For employers, it remains a challenge to shift mindsets on this emotive and sensitive subject, the team from Linklaters, Laure de Panafieu, Head of Asia Employment & Incentives; Shang Ren Koh, Managing Associate; and, Jeremy Tan, Associate, points out.
In his 2021 National Day Rally speech, PM Lee Hsien Loong highlighted that over time the Government would continue to tighten the criteria for EP and S passes. Whilst it is unclear how such tightening measures will be implemented; PM Lee’s remarks are consistent with the Government’s ongoing efforts to heighten scrutiny on work pass applications and strengthen the Singaporean core of the workforce.
Other recent measures introduced by the Ministry of Manpower include:
- Raising the qualifying salary requirement for EP and S passes (in fact, the qualifying salary for EPs was raised twice in 2020 alone);
- Considering employers’ treatment of local professionals, managers, executives, and technicians (PMETs) when evaluating their work pass applications;
- Extending the Fair Consideration Framework’s job advertising requirement to S pass applications and doubling the job advertising duration from 14 to 28 days;
- Placing employers with discriminatory hiring practices on a Watchlist and subjecting their work pass applications to greater scrutiny;
- Updating the tripartite advisory on retrenchment to highlight the need for employers to maintain a strong Singaporean core when carrying out retrenchment exercises; and
- Requiring dependant pass holders to obtain a work pass (instead of a letter of consent) to work in Singapore.
Most notably, PM Lee also announced that the Tripartite Alliance for Fair and Progressive Employment Practices (TAFEP) guidelines on anti-discrimination will be “enshrined” in law to give the fair employment watchdog more teeth to tackle workplace discrimination.
The intention is also to establish a tribunal to hear discrimination claims, similar to the Employment Claims Tribunal that was set up in 2016 to hear wage-related disputes and wrongful dismissal complaints.

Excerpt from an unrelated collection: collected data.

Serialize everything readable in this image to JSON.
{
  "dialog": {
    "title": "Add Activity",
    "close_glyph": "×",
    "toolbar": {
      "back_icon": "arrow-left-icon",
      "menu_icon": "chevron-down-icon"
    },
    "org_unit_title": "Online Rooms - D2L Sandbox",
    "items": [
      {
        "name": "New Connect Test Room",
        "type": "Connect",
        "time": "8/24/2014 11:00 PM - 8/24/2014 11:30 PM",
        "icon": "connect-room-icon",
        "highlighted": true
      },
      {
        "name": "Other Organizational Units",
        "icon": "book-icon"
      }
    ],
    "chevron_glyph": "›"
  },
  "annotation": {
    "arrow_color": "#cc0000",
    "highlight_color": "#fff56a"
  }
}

Whilst the current framework provides some measures of accountability, the introduction of anti-discrimination legislation will provide a more effective channel for employees to challenge employers with discriminatory employment practices and drive greater accountability within organisations.

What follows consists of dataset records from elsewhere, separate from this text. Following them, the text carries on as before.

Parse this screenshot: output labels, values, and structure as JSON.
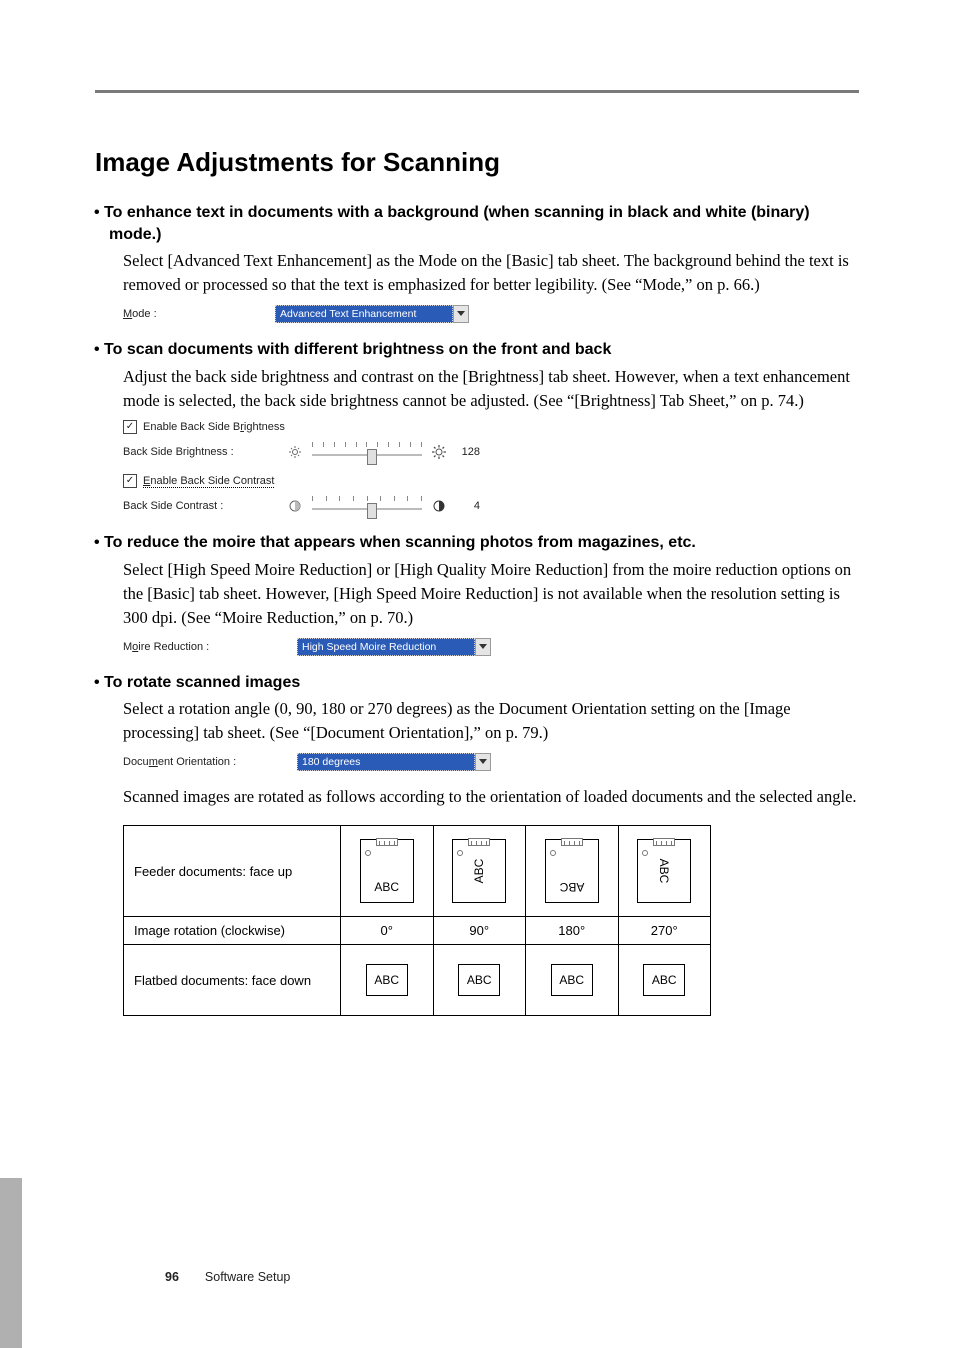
{
  "page": {
    "number": "96",
    "section": "Software Setup"
  },
  "title": "Image Adjustments for Scanning",
  "items": [
    {
      "heading": "To enhance text in documents with a background (when scanning in black and white (binary) mode.)",
      "body": "Select [Advanced Text Enhancement] as the Mode on the [Basic] tab sheet. The background behind the text is removed or processed so that the text is emphasized for better legibility. (See “Mode,” on p. 66.)"
    },
    {
      "heading": "To scan documents with different brightness on the front and back",
      "body": "Adjust the back side brightness and contrast on the [Brightness] tab sheet. However, when a text enhancement mode is selected, the back side brightness cannot be adjusted. (See “[Brightness] Tab Sheet,” on p. 74.)"
    },
    {
      "heading": "To reduce the moire that appears when scanning photos from magazines, etc.",
      "body": "Select [High Speed Moire Reduction] or [High Quality Moire Reduction] from the moire reduction options on the [Basic] tab sheet. However, [High Speed Moire Reduction] is not available when the resolution setting is 300 dpi. (See “Moire Reduction,” on p. 70.)"
    },
    {
      "heading": "To rotate scanned images",
      "body": "Select a rotation angle (0, 90, 180 or 270 degrees) as the Document Orientation setting on the [Image processing] tab sheet. (See “[Document Orientation],” on p. 79.)",
      "body2": "Scanned images are rotated as follows according to the orientation of loaded documents and the selected angle."
    }
  ],
  "ui": {
    "mode": {
      "label_pre": "M",
      "label_post": "ode :",
      "value": "Advanced Text Enhancement"
    },
    "brightness": {
      "chk1_pre": "Enable Back Side B",
      "chk1_u": "r",
      "chk1_post": "ightness",
      "row1_label": "Back Side Brightness :",
      "row1_value": "128",
      "chk2_pre": "E",
      "chk2_post": "nable Back Side Contrast",
      "row2_label": "Back Side Contrast :",
      "row2_value": "4"
    },
    "moire": {
      "label_pre": "M",
      "label_u": "o",
      "label_post": "ire Reduction :",
      "value": "High Speed Moire Reduction"
    },
    "orientation": {
      "label_pre": "Docu",
      "label_u": "m",
      "label_post": "ent Orientation :",
      "value": "180 degrees"
    }
  },
  "table": {
    "row1_label": "Feeder documents: face up",
    "row2_label": "Image rotation (clockwise)",
    "row3_label": "Flatbed documents: face down",
    "angles": [
      "0°",
      "90°",
      "180°",
      "270°"
    ],
    "doc_text": "ABC",
    "flat_text": "ABC"
  }
}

This wide range of measures will likely address locals’ concerns regarding competition with foreigners for workplace opportunities which have been intensified by the economic uncertainty caused by the COVID-19 pandemic.
A recent study released by the Institute of Policy Studies (IPS) found that 43.6% of the 2,000-odd Singapore respondents said they believed immigration increased unemployment.
Although most Singapore respondents were open to foreigners coming into Singapore, they believed the numbers should be within strict limits enforced by the state.
The acute need for Singapore, as an international hub, to remain open and connected to the world, gives rise to a delicate balancing act. An overly restrictive foreign manpower policy would erode Singapore’s ability to attract the best global talents and foreign investments and consequently dampen economic growth and reduce job opportunities locally.
In his ministerial statement on globalisation, Health Minister Ong Ye Kung emphasised that whilst there was greater competition from foreign PMEs in an open economy, this was not a zero-sum game – “By combining and complementing local and foreign expertise, we can attract more investments and create many more good jobs and career choices for Singaporeans”. He also cited statistics to show that the growth rate of local PMEs was higher than that of EP holders.
Interestingly, the annual Population in Brief report showed that Singapore’s population shrank 4.1% between June 2020 and June 2021 to 5.45 million, largely due to the drop in non-residents and foreign employment, amid travel restrictions and uncertain economic conditions during the COVID-19 pandemic.
Implications for employers
Notwithstanding cogent economic arguments and objective figures, the challenge remains to shift mindsets on this emotive and sensitive subject and focus employers’ attention on building a diverse and talented workforce to serve the global market and compete on the world stage.
In this context, organisations should review their hiring process, framework for staff progression and remuneration, grievance handling procedures, and diversity, equality, and fair opportunities policies, with a view to either implementing or improving current processes in line with the Tripartite Guidelines on Fair Employment Practices and other best-practice standards.
Importantly, these are matters on which the authorities may request background information when investigating allegations of unfair or discriminatory employment practices and which may impact the severity of sanctions imposed.
When hiring foreigners on EP or S Pass, organisations should keep written records (contemporaneous ideally) of all candidates whose profiles are reviewed and, as the case may be, interviewed, and the reason(s) for them failing the interview process where applicable.
Employers should also ensure that the information provided by any applicant, foreigners and Singaporeans alike, is accurate, including making further inquiries into qualifications or references, if appropriate.
Given the evolving work pass landscape, organisations should monitor the latest updates from the Government and calibrate their policies and procedures accordingly.